Era appena tornato dal Sud America. Le indagini dei carabinieri lo accusano di aver preso il posto di Settimo Mineo al vertice del mandamento di Pagliarelli. Fermate altre quattro persone
di Salvo Palazzolo
Cosa nostra puntava su un giovane boss per rilanciare i grandi affari internazionali: Giuseppe Calvaruso, 44 anni, viaggiava parecchio da quando era stato scarcerato, nel 2016. I carabinieri del nucleo investigativo di Palermo l’hanno fermato ieri, alle 14.30, all’aeroporto Falcone Borsellino, di ritorno da un soggiorno in Brasile che durava ormai da un anno. Con lui sono state arrestate altre quattro persone, sono mafiosi del clan di Pagliarelli, che Calvaruso continuava a guidare anche dall’estero. Pagliarelli è un’ampia zona nella parte sud-orientale di Palermo che da qualche tempo è ormai il laboratorio della riorganizzazione di Cosa nostra: era di Pagliarelli l’anziano boss Settimo Mineo, che stava ricostituendo la Cupola nel 2018; a Pagliarelli, i mafiosi continuano a nascondere un gran tesoro, che hanno necessità di investire in attività lecite.
Le indagini del comando provinciale dell’Arma coordinate dal procuratore aggiunto Salvatore De Luca, dai sostituti Dario Scaletta e Federica La Chioma raccontano di un grande attivismo dell’ultimo boss manager di Cosa nostra. Calvaruso, un tempo braccio destro del latitante Gianni Nicchi, si era subito trasferito in Emilia Romagna dopo la scarcerazione, ufficialmente lavorava come collaboratore di un’azienda edile di Rimini. Presto, però, si era lanciato nel settore immobiliare, con ottimi risultati. I soldi non gli mancavano. Erano i giorni in cui condivideva una grande amicizia con un altro scarcerato eccellente: Antonino Spadaro, il figlio di don Masino, il vecchio padrino della Kalsa considerato il “re” del contrabbando. Anche Spadaro junior viaggiava spesso fra la Sicilia e il Brasile.

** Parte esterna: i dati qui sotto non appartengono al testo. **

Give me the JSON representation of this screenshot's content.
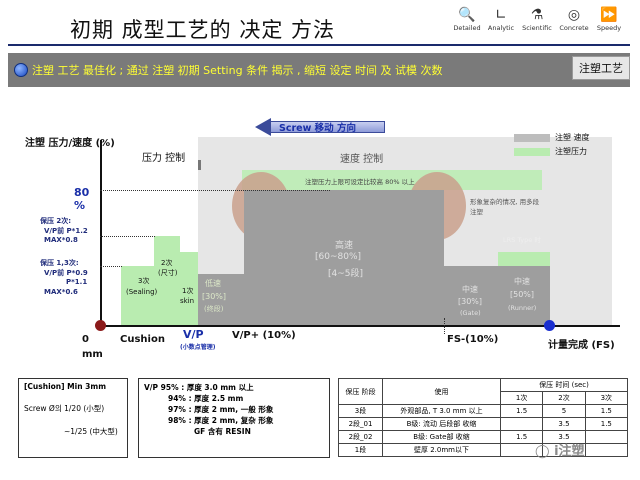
{
  "header": {
    "title": "初期 成型工艺的 决定 方法",
    "nav": [
      {
        "label": "Detailed",
        "icon": "magnifier-icon"
      },
      {
        "label": "Analytic",
        "icon": "chart-icon"
      },
      {
        "label": "Scientific",
        "icon": "microscope-icon"
      },
      {
        "label": "Concrete",
        "icon": "target-icon"
      },
      {
        "label": "Speedy",
        "icon": "fast-forward-icon"
      }
    ]
  },
  "banner": {
    "text": "注塑 工艺 最佳化 ; 通过 注塑 初期 Setting 条件 揭示 , 缩短 设定 时间 及 试模 次数",
    "tag": "注塑工艺"
  },
  "chart": {
    "ylabel": "注塑 压力/速度 (%)",
    "screw_arrow": "Screw 移动 方向",
    "pressure_ctrl": "压力 控制",
    "speed_ctrl": "速度 控制",
    "legend": [
      {
        "label": "注塑 速度",
        "color": "#bdbdbd"
      },
      {
        "label": "注塑压力",
        "color": "#b9ecb0"
      }
    ],
    "pct80": "80 %",
    "note_80": "注塑压力上限可设定比较高 80% 以上",
    "note_shape": "形象复杂的情况, 用多段注塑",
    "center_label": "高速",
    "center_range": "[60~80%]",
    "center_stage": "[4~5段]",
    "lrs_type": "LRS Type 时",
    "hold2": "保压 2次:",
    "hold2_a": "V/P前 P*1.2",
    "hold2_b": "MAX*0.8",
    "hold1": "保压 1,3次:",
    "hold1_a": "V/P前 P*0.9",
    "hold1_b": "P*1.1",
    "hold1_c": "MAX*0.6",
    "step3": "3次",
    "step3b": "(Sealing)",
    "step2": "2次",
    "step2b": "(尺寸)",
    "step1": "1次",
    "step1b": "skin",
    "low1": "低速",
    "low1_pct": "[30%]",
    "low1_name": "(终段)",
    "mid": "中速",
    "mid_pct": "[30%]",
    "mid_name": "(Gate)",
    "mid2": "中速",
    "mid2_pct": "[50%]",
    "mid2_name": "(Runner)",
    "x0": "0 mm",
    "cushion": "Cushion",
    "vp": "V/P",
    "vp_sub": "(小数点管理)",
    "vp_plus": "V/P+ (10%)",
    "fs": "FS-(10%)",
    "meter_done": "计量完成 (FS)"
  },
  "cushion_box": {
    "line1": "[Cushion] Min 3mm",
    "line2": "Screw Ø의 1/20 (小型)",
    "line3": "~1/25 (中大型)"
  },
  "vp_box": {
    "lines": [
      "V/P 95% : 厚度 3.0 mm 以上",
      "94% : 厚度 2.5 mm",
      "97% : 厚度 2 mm, 一般 形象",
      "98% : 厚度 2 mm, 复杂 形象",
      "GF 含有 RESIN"
    ]
  },
  "hold_table": {
    "h_stage": "保压 阶段",
    "h_use": "使用",
    "h_time": "保压 时间 (sec)",
    "h_cols": [
      "1次",
      "2次",
      "3次"
    ],
    "rows": [
      {
        "stage": "3段",
        "use": "外观部品, T 3.0 mm 以上",
        "t": [
          "1.5",
          "5",
          "1.5"
        ]
      },
      {
        "stage": "2段_01",
        "use": "B级: 流动 后段部 收缩",
        "t": [
          "",
          "3.5",
          "1.5"
        ]
      },
      {
        "stage": "2段_02",
        "use": "B级: Gate部 收缩",
        "t": [
          "1.5",
          "3.5",
          ""
        ]
      },
      {
        "stage": "1段",
        "use": "壁厚 2.0mm以下",
        "t": [
          "",
          "",
          ""
        ]
      }
    ]
  },
  "watermark": "i注塑"
}
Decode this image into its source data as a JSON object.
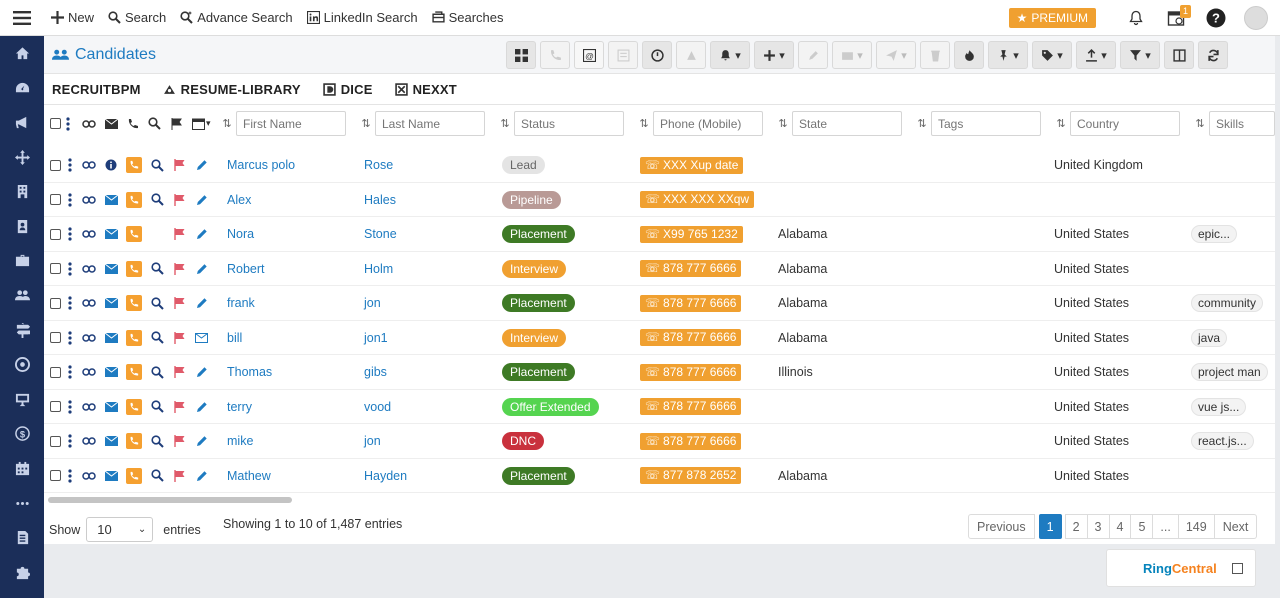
{
  "topnav": [
    {
      "label": "New",
      "icon": "plus-icon"
    },
    {
      "label": "Search",
      "icon": "search-icon"
    },
    {
      "label": "Advance Search",
      "icon": "advance-search-icon"
    },
    {
      "label": "LinkedIn Search",
      "icon": "linkedin-icon"
    },
    {
      "label": "Searches",
      "icon": "searches-icon"
    }
  ],
  "premium_label": "PREMIUM",
  "calendar_badge": "1",
  "page_title": "Candidates",
  "tabs": [
    {
      "label": "RECRUITBPM"
    },
    {
      "label": "RESUME-LIBRARY"
    },
    {
      "label": "DICE"
    },
    {
      "label": "NEXXT"
    }
  ],
  "filters": {
    "first_name": "First Name",
    "last_name": "Last Name",
    "status": "Status",
    "phone": "Phone (Mobile)",
    "state": "State",
    "tags": "Tags",
    "country": "Country",
    "skills": "Skills"
  },
  "status_colors": {
    "Lead": "#e4e4e4",
    "Pipeline": "#b99a96",
    "Placement": "#3e7a25",
    "Interview": "#f0a030",
    "Offer Extended": "#55d450",
    "DNC": "#c9313d"
  },
  "rows": [
    {
      "first": "Marcus polo",
      "last": "Rose",
      "status": "Lead",
      "phone": "XXX Xup date",
      "state": "",
      "country": "United Kingdom",
      "skill": "",
      "info": true,
      "email_outline": false,
      "search": true
    },
    {
      "first": "Alex",
      "last": "Hales",
      "status": "Pipeline",
      "phone": "XXX XXX XXqw",
      "state": "",
      "country": "",
      "skill": "",
      "info": false,
      "email_outline": false,
      "search": true
    },
    {
      "first": "Nora",
      "last": "Stone",
      "status": "Placement",
      "phone": "X99 765 1232",
      "state": "Alabama",
      "country": "United States",
      "skill": "epic...",
      "info": false,
      "email_outline": false,
      "search": false
    },
    {
      "first": "Robert",
      "last": "Holm",
      "status": "Interview",
      "phone": "878 777 6666",
      "state": "Alabama",
      "country": "United States",
      "skill": "",
      "info": false,
      "email_outline": false,
      "search": true
    },
    {
      "first": "frank",
      "last": "jon",
      "status": "Placement",
      "phone": "878 777 6666",
      "state": "Alabama",
      "country": "United States",
      "skill": "community",
      "info": false,
      "email_outline": false,
      "search": true
    },
    {
      "first": "bill",
      "last": "jon1",
      "status": "Interview",
      "phone": "878 777 6666",
      "state": "Alabama",
      "country": "United States",
      "skill": "java",
      "info": false,
      "email_outline": true,
      "search": true
    },
    {
      "first": "Thomas",
      "last": "gibs",
      "status": "Placement",
      "phone": "878 777 6666",
      "state": "Illinois",
      "country": "United States",
      "skill": "project man",
      "info": false,
      "email_outline": false,
      "search": true
    },
    {
      "first": "terry",
      "last": "vood",
      "status": "Offer Extended",
      "phone": "878 777 6666",
      "state": "",
      "country": "United States",
      "skill": "vue js...",
      "info": false,
      "email_outline": false,
      "search": true
    },
    {
      "first": "mike",
      "last": "jon",
      "status": "DNC",
      "phone": "878 777 6666",
      "state": "",
      "country": "United States",
      "skill": "react.js...",
      "info": false,
      "email_outline": false,
      "search": true
    },
    {
      "first": "Mathew",
      "last": "Hayden",
      "status": "Placement",
      "phone": "877 878 2652",
      "state": "Alabama",
      "country": "United States",
      "skill": "",
      "info": false,
      "email_outline": false,
      "search": true
    }
  ],
  "footer": {
    "show_label": "Show",
    "entries_value": "10",
    "entries_label": "entries",
    "showing": "Showing 1 to 10 of 1,487 entries",
    "pages": [
      "Previous",
      "1",
      "2",
      "3",
      "4",
      "5",
      "...",
      "149",
      "Next"
    ],
    "active_page": "1"
  },
  "ringcentral": {
    "part1": "Ring",
    "part2": "Central"
  }
}
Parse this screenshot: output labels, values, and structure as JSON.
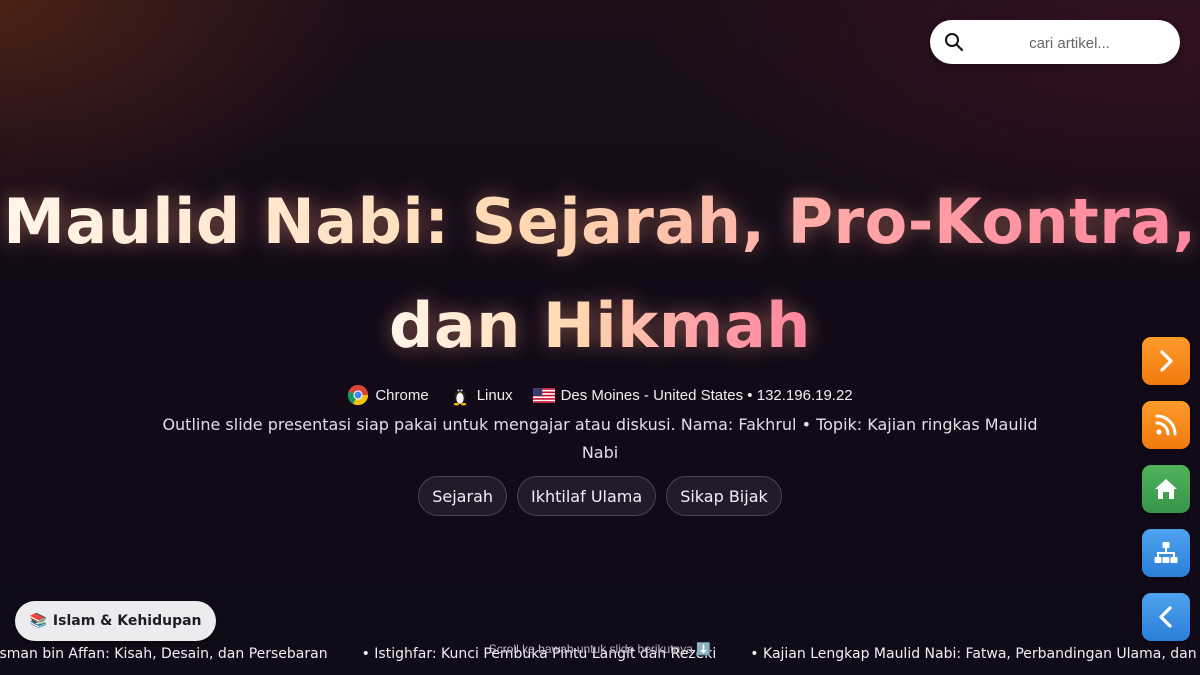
{
  "search": {
    "placeholder": "cari artikel..."
  },
  "hero": {
    "title_line1": "Maulid Nabi: Sejarah, Pro-Kontra,",
    "title_line2": "dan Hikmah"
  },
  "meta": {
    "browser": "Chrome",
    "os": "Linux",
    "location": "Des Moines - United States • 132.196.19.22"
  },
  "description": "Outline slide presentasi siap pakai untuk mengajar atau diskusi. Nama: Fakhrul • Topik: Kajian ringkas Maulid Nabi",
  "tags": [
    "Sejarah",
    "Ikhtilaf Ulama",
    "Sikap Bijak"
  ],
  "category": {
    "emoji": "📚",
    "label": "Islam & Kehidupan"
  },
  "scroll_hint": "Scroll ke bawah untuk slide berikutnya ⬇️",
  "ticker": [
    "tsman bin Affan: Kisah, Desain, dan Persebaran",
    "• Istighfar: Kunci Pembuka Pintu Langit dan Rezeki",
    "• Kajian Lengkap Maulid Nabi: Fatwa, Perbandingan Ulama, dan Sej"
  ],
  "side_buttons": [
    {
      "name": "next",
      "icon": "chevron-right-icon",
      "color": "#f58a1c"
    },
    {
      "name": "rss",
      "icon": "rss-icon",
      "color": "#f58a1c"
    },
    {
      "name": "home",
      "icon": "home-icon",
      "color": "#43a64f"
    },
    {
      "name": "sitemap",
      "icon": "sitemap-icon",
      "color": "#3a91e4"
    },
    {
      "name": "prev",
      "icon": "chevron-left-icon",
      "color": "#3a91e4"
    }
  ]
}
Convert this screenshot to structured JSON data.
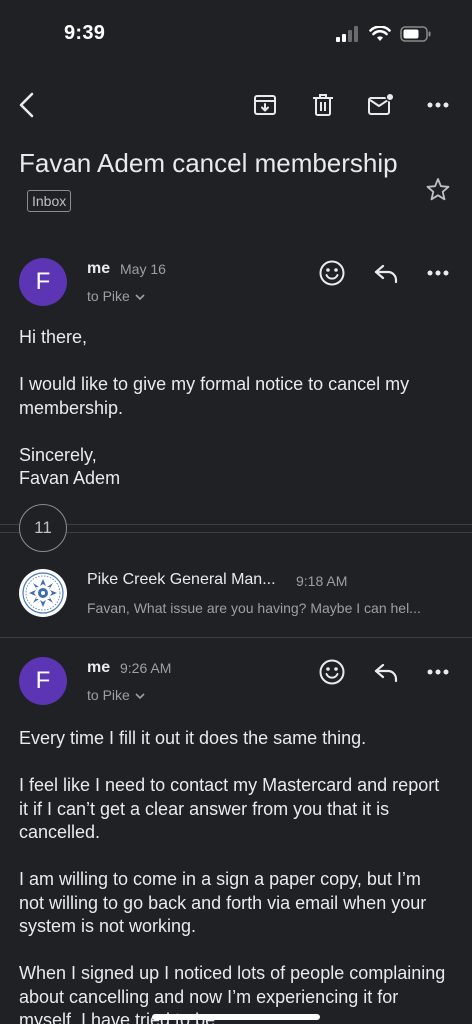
{
  "status_bar": {
    "time": "9:39"
  },
  "toolbar": {
    "back_icon": "chevron-left-icon",
    "archive_icon": "archive-icon",
    "delete_icon": "trash-icon",
    "mark_unread_icon": "mail-unread-icon",
    "more_icon": "more-horizontal-icon"
  },
  "thread": {
    "subject": "Favan Adem cancel membership",
    "label": "Inbox",
    "collapsed_count": "11"
  },
  "messages": [
    {
      "avatar_letter": "F",
      "sender": "me",
      "date": "May 16",
      "to": "to Pike",
      "paragraphs": [
        "Hi there,",
        "I would like to give my formal notice to cancel my membership.",
        "Sincerely,\nFavan Adem"
      ]
    },
    {
      "sender": "Pike Creek General Man...",
      "time": "9:18 AM",
      "snippet": "Favan, What issue are you having? Maybe I can hel..."
    },
    {
      "avatar_letter": "F",
      "sender": "me",
      "date": "9:26 AM",
      "to": "to Pike",
      "paragraphs": [
        "Every time I fill it out it does the same thing.",
        "I feel like I need to contact my Mastercard and report it if I can’t get a clear answer from you that it is cancelled.",
        "I am willing to come in a sign a paper copy, but I’m not willing to go back and forth via email when your system is not working.",
        "When I signed up I noticed lots of people complaining about cancelling and now I’m experiencing it for myself. I have tried to be"
      ]
    }
  ],
  "colors": {
    "background": "#202124",
    "avatar": "#5c35b5",
    "text": "#e8eaed",
    "muted": "#9aa0a6"
  }
}
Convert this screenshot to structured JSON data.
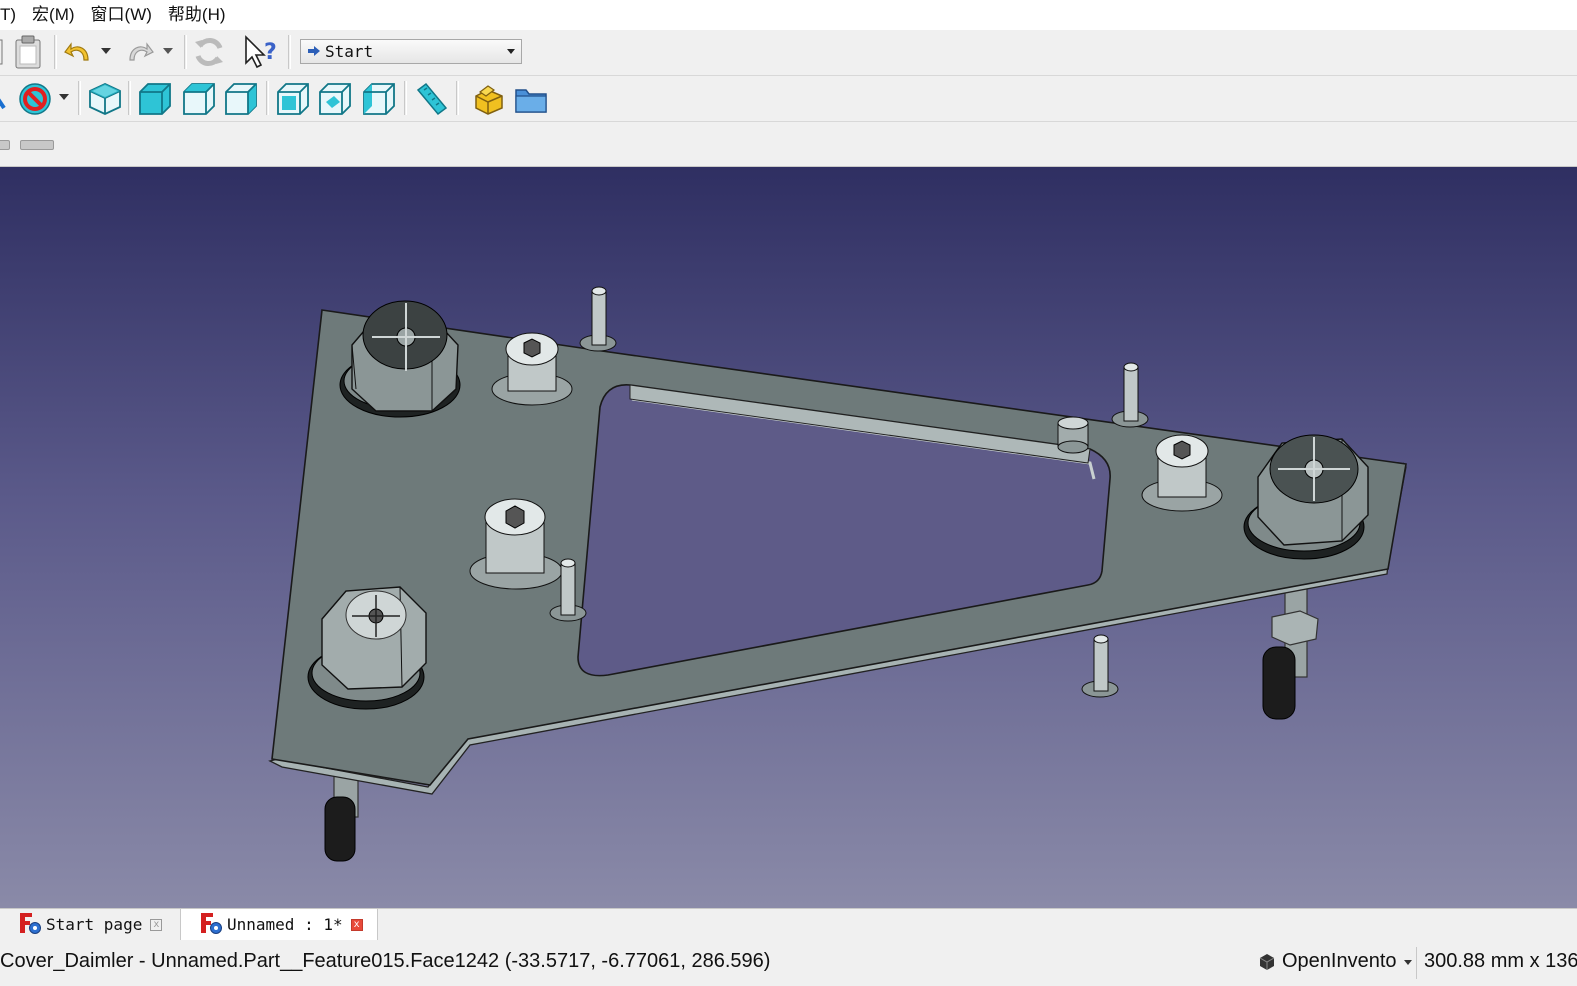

Due anni fa, Calvaruso era riuscito a entrare in contatto con un imprenditore di Singapore. Gli aveva proposto una serie di operazioni immobiliari in Sicilia: soprattutto, l’acquisto di alcuni palazzi nel centro storico di Palermo, qualche affare era stato concluso, Calvaruso puntava alla ristrutturazione degli immobili. Ma alcuni articoli sul conto del boss manager, finirono per insospettire gli investitori. Dice il generale Arturo Guarino, il comandante provinciale dei carabinieri di Palermo: “Il livello di Calvaruso è quello di un mafioso che coniugava una grande capacità di controllo del territorio con una mentalità imprenditoriale, capace di spaziare in una dimensione internazionale”
Le intercettazioni dei carabinieri di Palermo svelano che Calvaruso era diventato il reggente del mandamento di Pagliarelli dopo l’arresto di Mineo, avvenuto alla fine del 2018. Suo fidato vice era Giovanni Caruso, ieri arrestato pure lui, assieme a Silvestre Maniscalco, Francesco Paolo Bagnasco e Giovanni Spanò. Il clan esercitava un controllo ferreo sul territorio: gli autori di alcune rapine non autorizzate vennero violentemente pestati, i boss intervennero anche per recuperare un’auto rubata. Spesso, non c’era neanche bisogno di imporsi, le intercettazioni hanno sorpreso alcuni commercianti a chiedere l’autorizzazione al clan per aprire una nuova attività.
Pure il pestaggio nei confronti dei rapinatori non autorizzati scattò su richiesta: il titolare di una rivendita di detersivi, preso di mira due volte in cinque giorni, preferì rivolgersi a Cosa nostra piuttosto che alla polizia per avere giustizia. Chiamò Caruso, gli affidò i video delle rapine, e il boss avviò subito l’indagine. Portata a termine, appunto, con il pestaggio dell’autore, picchiato alla presenza di Calvaruso.